Стремление затмить всех и являлось очевидной причиной, по которой леди Бартрам пригласила не только главных участников скандала, связанного с Аддерли, но и пару, крайне редко появлявшуюся в списках гостей — герцога и герцогиню Кливдон.

Когда высший свет узнал, что леди Клара Фэрфакс, а также ее предполагаемая соперница за внимание лорда Аддерли мадам де Вернон покровительствуют «Мэзон Нуар», множество знатных дам отказались от своих модисток и поспешили приехать в дом 56 по Сент-Джеймс-стрит; вне всякого сомнения, они надеялись увидеть обеих женщин, а если повезет, то и посмотреть, как те стараются выцарапать друг другу глаза. Стоит ли упоминать о том, как жаждали они встретиться и с ослепительной герцогиней Кливдон?
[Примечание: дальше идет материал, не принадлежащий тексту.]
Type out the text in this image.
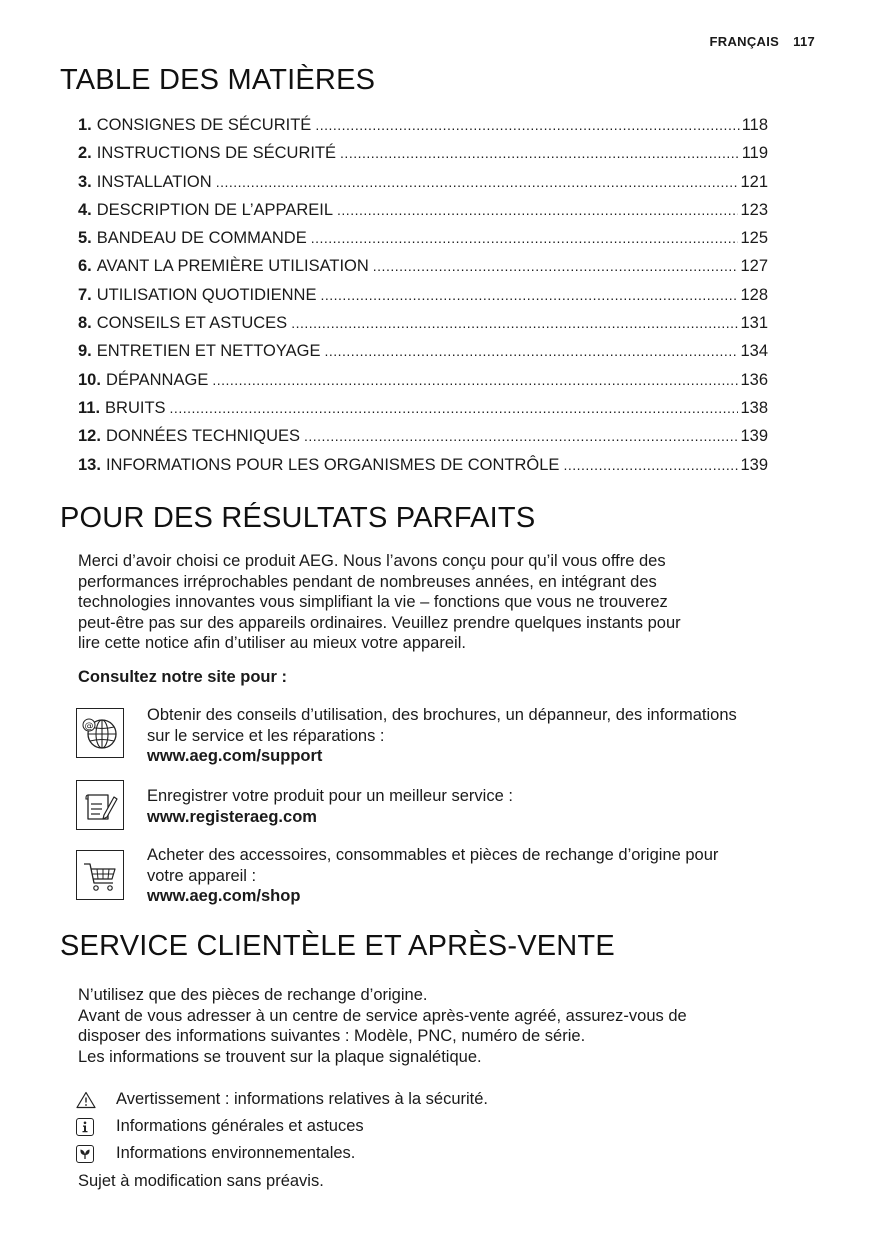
FRANÇAIS 117
TABLE DES MATIÈRES
1. CONSIGNES DE SÉCURITÉ .....	118
2. INSTRUCTIONS DE SÉCURITÉ .....	119
3. INSTALLATION .....	121
4. DESCRIPTION DE L’APPAREIL .....	123
5. BANDEAU DE COMMANDE .....	125
6. AVANT LA PREMIÈRE UTILISATION .....	127
7. UTILISATION QUOTIDIENNE .....	128
8. CONSEILS ET ASTUCES .....	131
9. ENTRETIEN ET NETTOYAGE .....	134
10. DÉPANNAGE .....	136
11. BRUITS .....	138
12. DONNÉES TECHNIQUES .....	139
13. INFORMATIONS POUR LES ORGANISMES DE CONTRÔLE .....	139
POUR DES RÉSULTATS PARFAITS
Merci d’avoir choisi ce produit AEG. Nous l’avons conçu pour qu’il vous offre des
performances irréprochables pendant de nombreuses années, en intégrant des
technologies innovantes vous simplifiant la vie – fonctions que vous ne trouverez
peut-être pas sur des appareils ordinaires. Veuillez prendre quelques instants pour
lire cette notice afin d’utiliser au mieux votre appareil.
Consultez notre site pour :
@
Obtenir des conseils d’utilisation, des brochures, un dépanneur, des informations
sur le service et les réparations :
www.aeg.com/support
Enregistrer votre produit pour un meilleur service :
www.registeraeg.com
Acheter des accessoires, consommables et pièces de rechange d’origine pour
votre appareil :
www.aeg.com/shop
SERVICE CLIENTÈLE ET APRÈS-VENTE
N’utilisez que des pièces de rechange d’origine.
Avant de vous adresser à un centre de service après-vente agréé, assurez-vous de
disposer des informations suivantes : Modèle, PNC, numéro de série.
Les informations se trouvent sur la plaque signalétique.
Avertissement : informations relatives à la sécurité.
Informations générales et astuces
Informations environnementales.
Sujet à modification sans préavis.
Но это были второстепенные мотивы; главным же являлось стремление затмить всех дам, в том числе и парижскую сенсацию мадам де Вернон. А для достижения этой цели, похоже, следовало сшить платье именно в «Мэзон Нуар», пусть даже это означало попасть в список врагов маркизы Уорфорд.

Ликующая Леони, отдав должное своей сестре Софи, сумевшей привлечь множество завидных заказчиц, заметно смягчилась и больше никого не донимала по поводу счетов. И сегодня Леони, воспользовавшись присутствием Софи в «Мэзон Нуар», решила посетить торговцев полотном. В тканях она разбиралась так же хорошо, как и в цифрах. Но Марселина по-прежнему оставалась признанным гением по части новых моделей, и поэтому, будь здесь Леони, она непременно сказала бы:

— Софи, конечно, ты должна надеть голубое. Разве Марселина не считает, что так нужно?
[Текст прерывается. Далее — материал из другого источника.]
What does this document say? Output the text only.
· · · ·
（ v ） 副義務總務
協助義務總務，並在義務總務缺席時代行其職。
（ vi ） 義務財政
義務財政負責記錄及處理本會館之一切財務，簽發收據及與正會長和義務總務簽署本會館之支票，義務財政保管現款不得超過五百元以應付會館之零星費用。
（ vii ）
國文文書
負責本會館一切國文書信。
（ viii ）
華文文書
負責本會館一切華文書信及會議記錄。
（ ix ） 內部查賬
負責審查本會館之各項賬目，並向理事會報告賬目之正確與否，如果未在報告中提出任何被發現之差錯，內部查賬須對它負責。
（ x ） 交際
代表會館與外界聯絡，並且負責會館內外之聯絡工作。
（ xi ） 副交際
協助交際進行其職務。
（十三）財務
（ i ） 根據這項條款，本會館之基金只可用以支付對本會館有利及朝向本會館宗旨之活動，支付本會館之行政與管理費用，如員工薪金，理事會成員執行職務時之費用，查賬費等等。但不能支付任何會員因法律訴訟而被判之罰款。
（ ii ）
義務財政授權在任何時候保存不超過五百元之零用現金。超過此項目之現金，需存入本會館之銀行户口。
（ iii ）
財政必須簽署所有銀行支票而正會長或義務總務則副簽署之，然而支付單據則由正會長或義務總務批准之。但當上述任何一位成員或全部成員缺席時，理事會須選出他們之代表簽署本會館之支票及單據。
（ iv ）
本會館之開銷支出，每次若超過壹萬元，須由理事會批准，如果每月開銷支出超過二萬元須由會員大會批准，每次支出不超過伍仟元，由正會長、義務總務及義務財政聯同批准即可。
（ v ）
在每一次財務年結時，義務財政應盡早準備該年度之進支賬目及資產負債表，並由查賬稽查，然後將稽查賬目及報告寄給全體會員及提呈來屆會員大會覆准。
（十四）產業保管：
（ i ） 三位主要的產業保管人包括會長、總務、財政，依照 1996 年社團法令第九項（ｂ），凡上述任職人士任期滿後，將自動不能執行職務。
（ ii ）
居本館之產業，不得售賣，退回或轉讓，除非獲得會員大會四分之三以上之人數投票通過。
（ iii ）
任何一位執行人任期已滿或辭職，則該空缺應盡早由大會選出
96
Леди Клара, все это время изучавшая платья, теперь высказала свое мнение:

— Вы будете божественны в голубом. Идеальный оттенок для ваших глаз. И игра бриллиантов будет достаточно эффектна.

— Бриллиантов? — переспросил Лонгмор.

— Конечно, — кивнула леди Клара. — Мадам должна быть усыпана бриллиантами, чтобы возбудить аппетиты некоего джентльмена.

Темные глаза впились в лицо Софи. Она не видела Лонгмора с утра понедельника и сейчас ей почему-то казалось, что он смотрел на нее… как-то насмешливо.

Возможно, он вовсе не влюблен в нее. Возможно, то был момент безумия, а потом он пришел в себя после страстной ночи. Влюбленный мужчина должен выглядеть хотя бы немного встревоженным. Должен испытывать мучения любви, как выражался в своем письме лорд Аддерли.

Но, видимо, глупо ожидать, что человек вроде лорда Лонгмора будет терзаться из-за такого пустяка, как влюбленность. Не настолько он чувствителен. Никто не может обвинить его в излишней сентиментальности. Он не эмоционален. Его нельзя назвать тонкой натурой.

Но именно это она в нем и любила. И еще многое другое.

«Все это не важно, не важно, не важно…» — мысленно твердила Софи. Ей следовало взять себя в руки и выйти из этой встречи с достоинством, сохранив душевное равновесие.

— Сейчас мадам де Вернон нельзя быть осмотрительной и благоразумной, — заметила Софи.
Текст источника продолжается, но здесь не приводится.